Kathleen Nutt

Political Correspondent

THE former head of Scotland's drug deaths taskforce has said ministers in Edinburgh should stop blaming Westminster legislation for the high number of people dying through drugs misuse and focus on what can be done to address the problem.

Professor Catriona Matheson hit out over comments made by Angela Constance yesterday when she called on the UK Government to stop “criminalising some of the most marginalised and vulnerable individuals” after the country remains the drug deaths capital of Europe.

The drugs policy minister told The Herald that the latest figures, published on Thursday, underlined that the Scottish Government needed "to do more" to address the issue.

She then went on to add that the UK's Misuse of Drugs Act needed to be reviewed and suggested it was "criminalising" vulnerable people.

“The Misuse of Drugs Act is outdated, it’s ineffective, it needs to be reviewed."

Ms Constance added: “We also, as politicians, need to have the courage to really engage and discuss and work with communities about what will work.

“What we know doesn’t work is criminalising some of the most marginalised and vulnerable individuals in the country. That doesn’t make communities safer – in fact, it adds to the harm.”

Asked for her views on Ms Constance's interview to The Herald, Professor Matheson said: "It is good to see the minister acknowledge her mission is not happening fast enough.

"However, the Scottish Government needs to focus on what we can do now – in Scotland without trying to divert attention to Westminster and the Misuse of Drugs Act."
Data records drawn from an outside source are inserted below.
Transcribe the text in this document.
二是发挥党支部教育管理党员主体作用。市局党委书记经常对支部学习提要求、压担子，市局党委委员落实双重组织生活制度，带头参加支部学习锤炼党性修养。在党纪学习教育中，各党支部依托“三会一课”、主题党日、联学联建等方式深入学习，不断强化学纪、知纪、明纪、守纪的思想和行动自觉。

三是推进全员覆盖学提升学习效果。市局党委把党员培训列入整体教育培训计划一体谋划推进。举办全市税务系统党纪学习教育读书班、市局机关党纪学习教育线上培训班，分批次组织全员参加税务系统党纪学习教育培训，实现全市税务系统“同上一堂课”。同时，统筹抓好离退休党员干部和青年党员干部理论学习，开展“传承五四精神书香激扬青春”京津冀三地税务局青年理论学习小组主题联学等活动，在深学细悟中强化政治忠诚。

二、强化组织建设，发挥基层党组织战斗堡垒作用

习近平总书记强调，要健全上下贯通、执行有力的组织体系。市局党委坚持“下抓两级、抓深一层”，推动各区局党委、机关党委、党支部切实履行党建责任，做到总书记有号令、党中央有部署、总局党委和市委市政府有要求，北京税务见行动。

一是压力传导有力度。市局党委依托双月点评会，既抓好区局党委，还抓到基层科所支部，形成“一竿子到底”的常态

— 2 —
The Stirling University academic resigned from the task force, formed in 2019 to tackle Scotland's horrific drug death toll, at the end of last year after accusing Ms Constance of forcing a hurry-up that endangered lives.

Official figures published by the National Records of Scotland (NRS) revealed that 1330 people lost their lives to drugs in 2021, nine fewer than in 2020 and a fall for the first time since 2013. However, the number was still the second highest annual total on record.
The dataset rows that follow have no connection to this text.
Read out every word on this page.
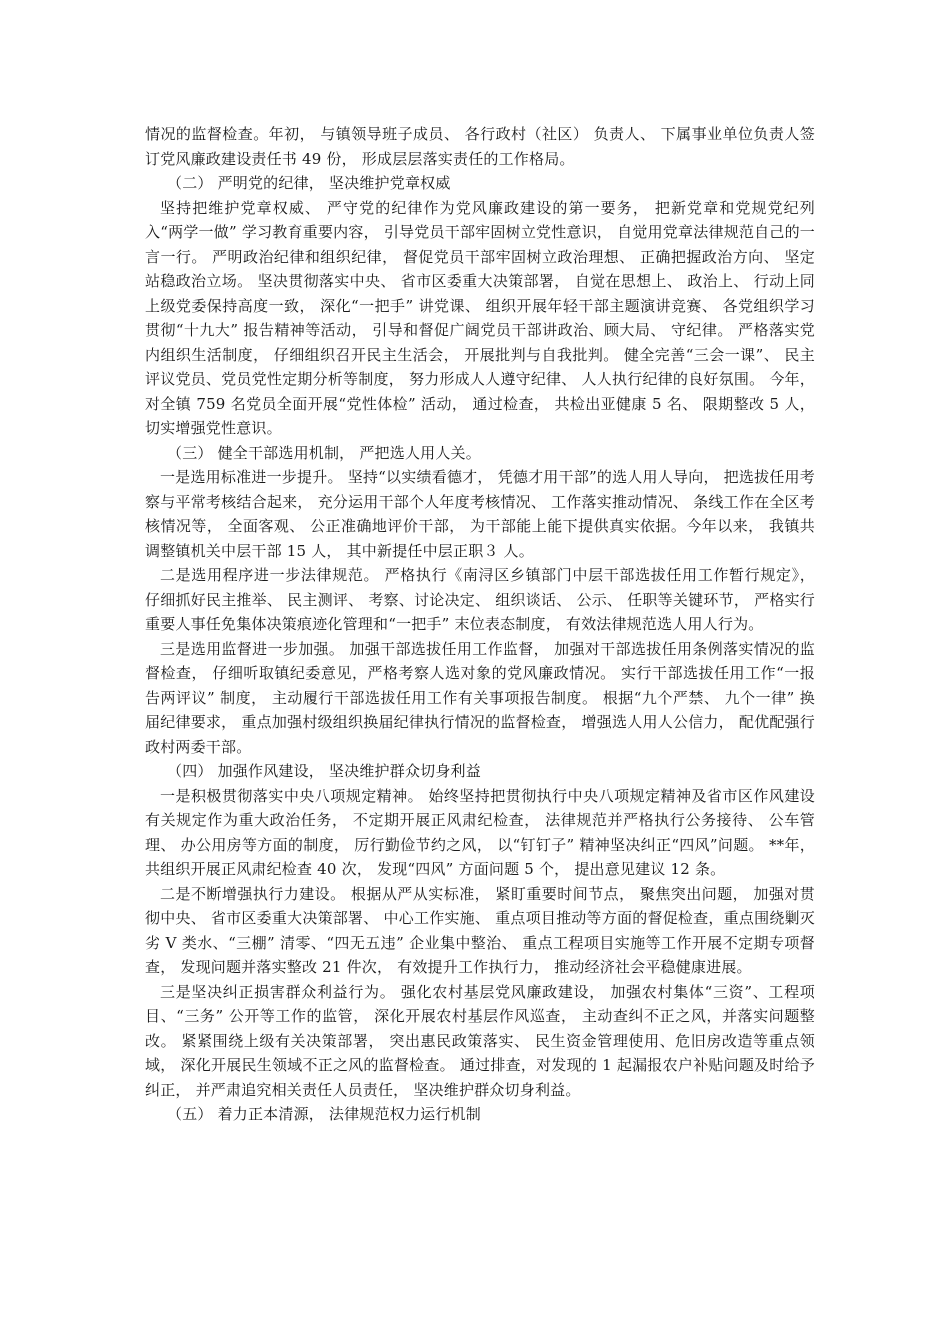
情况的监督检查。年初， 与镇领导班子成员、 各行政村（社区） 负责人、 下属事业单位负责人签订党风廉政建设责任书 49 份， 形成层层落实责任的工作格局。

（二） 严明党的纪律， 坚决维护党章权威

坚持把维护党章权威、 严守党的纪律作为党风廉政建设的第一要务， 把新党章和党规党纪列入“两学一做” 学习教育重要内容， 引导党员干部牢固树立党性意识， 自觉用党章法律规范自己的一言一行。 严明政治纪律和组织纪律， 督促党员干部牢固树立政治理想、 正确把握政治方向、 坚定站稳政治立场。 坚决贯彻落实中央、 省市区委重大决策部署， 自觉在思想上、 政治上、 行动上同上级党委保持高度一致， 深化“一把手” 讲党课、 组织开展年轻干部主题演讲竞赛、 各党组织学习贯彻“十九大” 报告精神等活动， 引导和督促广阔党员干部讲政治、顾大局、 守纪律。 严格落实党内组织生活制度， 仔细组织召开民主生活会， 开展批判与自我批判。 健全完善“三会一课”、 民主评议党员、党员党性定期分析等制度， 努力形成人人遵守纪律、 人人执行纪律的良好氛围。 今年， 对全镇 759 名党员全面开展“党性体检” 活动， 通过检查， 共检出亚健康 5 名、 限期整改 5 人， 切实增强党性意识。

（三） 健全干部选用机制， 严把选人用人关。

一是选用标准进一步提升。 坚持“以实绩看德才， 凭德才用干部”的选人用人导向， 把选拔任用考察与平常考核结合起来， 充分运用干部个人年度考核情况、 工作落实推动情况、 条线工作在全区考核情况等， 全面客观、 公正准确地评价干部， 为干部能上能下提供真实依据。今年以来， 我镇共调整镇机关中层干部 15 人， 其中新提任中层正职３ 人。

二是选用程序进一步法律规范。 严格执行《南浔区乡镇部门中层干部选拔任用工作暂行规定》， 仔细抓好民主推举、 民主测评、 考察、讨论决定、 组织谈话、 公示、 任职等关键环节， 严格实行重要人事任免集体决策痕迹化管理和“一把手” 末位表态制度， 有效法律规范选人用人行为。

三是选用监督进一步加强。 加强干部选拔任用工作监督， 加强对干部选拔任用条例落实情况的监督检查， 仔细听取镇纪委意见，严格考察人选对象的党风廉政情况。 实行干部选拔任用工作“一报告两评议” 制度， 主动履行干部选拔任用工作有关事项报告制度。 根据“九个严禁、 九个一律” 换届纪律要求， 重点加强村级组织换届纪律执行情况的监督检查， 增强选人用人公信力， 配优配强行政村两委干部。

（四） 加强作风建设， 坚决维护群众切身利益

一是积极贯彻落实中央八项规定精神。 始终坚持把贯彻执行中央八项规定精神及省市区作风建设有关规定作为重大政治任务， 不定期开展正风肃纪检查， 法律规范并严格执行公务接待、 公车管理、 办公用房等方面的制度， 厉行勤俭节约之风， 以“钉钉子” 精神坚决纠正“四风”问题。 **年， 共组织开展正风肃纪检查 40 次， 发现“四风” 方面问题 5 个， 提出意见建议 12 条。

二是不断增强执行力建设。 根据从严从实标准， 紧盯重要时间节点， 聚焦突出问题， 加强对贯彻中央、 省市区委重大决策部署、 中心工作实施、 重点项目推动等方面的督促检查，重点围绕剿灭劣 V 类水、“三棚” 清零、“四无五违” 企业集中整治、 重点工程项目实施等工作开展不定期专项督查， 发现问题并落实整改 21 件次， 有效提升工作执行力， 推动经济社会平稳健康进展。

三是坚决纠正损害群众利益行为。 强化农村基层党风廉政建设， 加强农村集体“三资”、工程项目、“三务” 公开等工作的监管， 深化开展农村基层作风巡查， 主动查纠不正之风，并落实问题整改。 紧紧围绕上级有关决策部署， 突出惠民政策落实、 民生资金管理使用、危旧房改造等重点领域， 深化开展民生领域不正之风的监督检查。 通过排查，对发现的 1 起漏报农户补贴问题及时给予纠正， 并严肃追究相关责任人员责任， 坚决维护群众切身利益。

（五） 着力正本清源， 法律规范权力运行机制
Opioids continued to be the main cause of drug-related deaths in Scotland in 2021, accounting for 84 per cent of all deaths.
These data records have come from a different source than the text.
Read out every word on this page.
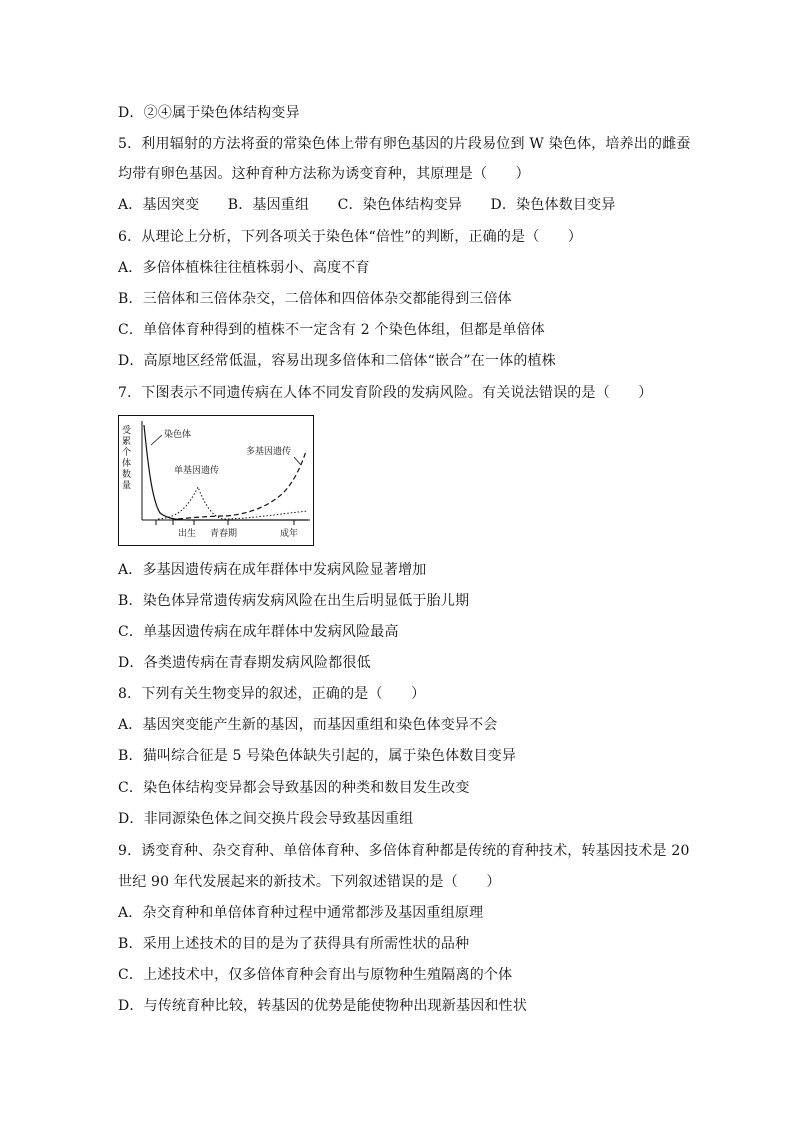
D．②④属于染色体结构变异
5．利用辐射的方法将蚕的常染色体上带有卵色基因的片段易位到 W 染色体，培养出的雌蚕
均带有卵色基因。这种育种方法称为诱变育种，其原理是（　　）
A．基因突变　　B．基因重组　　C．染色体结构变异　　D．染色体数目变异
6．从理论上分析，下列各项关于染色体“倍性”的判断，正确的是（　　）
A．多倍体植株往往植株弱小、高度不育
B．三倍体和三倍体杂交，二倍体和四倍体杂交都能得到三倍体
C．单倍体育种得到的植株不一定含有 2 个染色体组，但都是单倍体
D．高原地区经常低温，容易出现多倍体和二倍体“嵌合”在一体的植株
7．下图表示不同遗传病在人体不同发育阶段的发病风险。有关说法错误的是（　　）
受
累
个
体
数
量
出生 青春期	成年
染色体
单基因遗传
多基因遗传
A．多基因遗传病在成年群体中发病风险显著增加
B．染色体异常遗传病发病风险在出生后明显低于胎儿期
C．单基因遗传病在成年群体中发病风险最高
D．各类遗传病在青春期发病风险都很低
8．下列有关生物变异的叙述，正确的是（　　）
A．基因突变能产生新的基因，而基因重组和染色体变异不会
B．猫叫综合征是 5 号染色体缺失引起的，属于染色体数目变异
C．染色体结构变异都会导致基因的种类和数目发生改变
D．非同源染色体之间交换片段会导致基因重组
9．诱变育种、杂交育种、单倍体育种、多倍体育种都是传统的育种技术，转基因技术是 20
世纪 90 年代发展起来的新技术。下列叙述错误的是（　　）
A．杂交育种和单倍体育种过程中通常都涉及基因重组原理
B．采用上述技术的目的是为了获得具有所需性状的品种
C．上述技术中，仅多倍体育种会育出与原物种生殖隔离的个体
D．与传统育种比较，转基因的优势是能使物种出现新基因和性状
However, a change in the type of drugs that are implicated in deaths was highlighted by the report, with benzodiazepines accounting for 918 deaths.

The number of deaths involving benzodiazepines has increased almost five times since 2015 when there were 191.

The increase has mostly been attributed to street drugs rather than those which are prescribed, according to the data.

More than two thirds - 70 per cent - of those who died from drugs were men, while 65 per cent of all people who lost their lives were between the ages of 35 and 54 years old, NRS data showed.

Dundee City had the highest drug misuse death rate of all local authorities, with 45.2 deaths per 100,000 population from 2017 to 2021, followed by Glasgow City, with 44.4 and Inverclyde, 35.7.

Ms Matheson said deaths would have been higher had there not been the interventions delivered across the country to expand naloxone, the reversal drug, and the work delivered by overdose response teams.

"We have evidence that these initiatives have saved lives," she said.

"The final drug deaths taskforce report focussed on changing culture and putting lived/living experience at the centre.

"This is important but will not in itself bring about a rapid reduction in drug deaths. To achieve the sizeable downward shift needed, there must be serious investment in the clinical sector to provide stabilisation services and quality medication assisted treatment.

"The government needs to focus efforts and investment rather than their scattergun approach which is more about political appeasement than doing what is needed to save those at high risk of overdose.

"The First Minister said she was going to take control 18 months ago. However the drugs minister’s national mission still lacks a delivery plan and a clear vision on strategy and future investment."

Ms Matheson called for more investment in rapid response overdose teams; in patient stabilisation for those at highest risk and supervised drug consumption facilities –targeted to areas of very high need. She also called for more investment in clinical research in effective treatments.

A Scottish Government spokesperson said: “The Scottish Government is already fully focused on what can be done in Scotland under current powers.  

"It was highlighted in the report from the Drugs Death Taskforce itself saying the UK Government should undertake a root and branch review of the Misuse of Drugs Act.”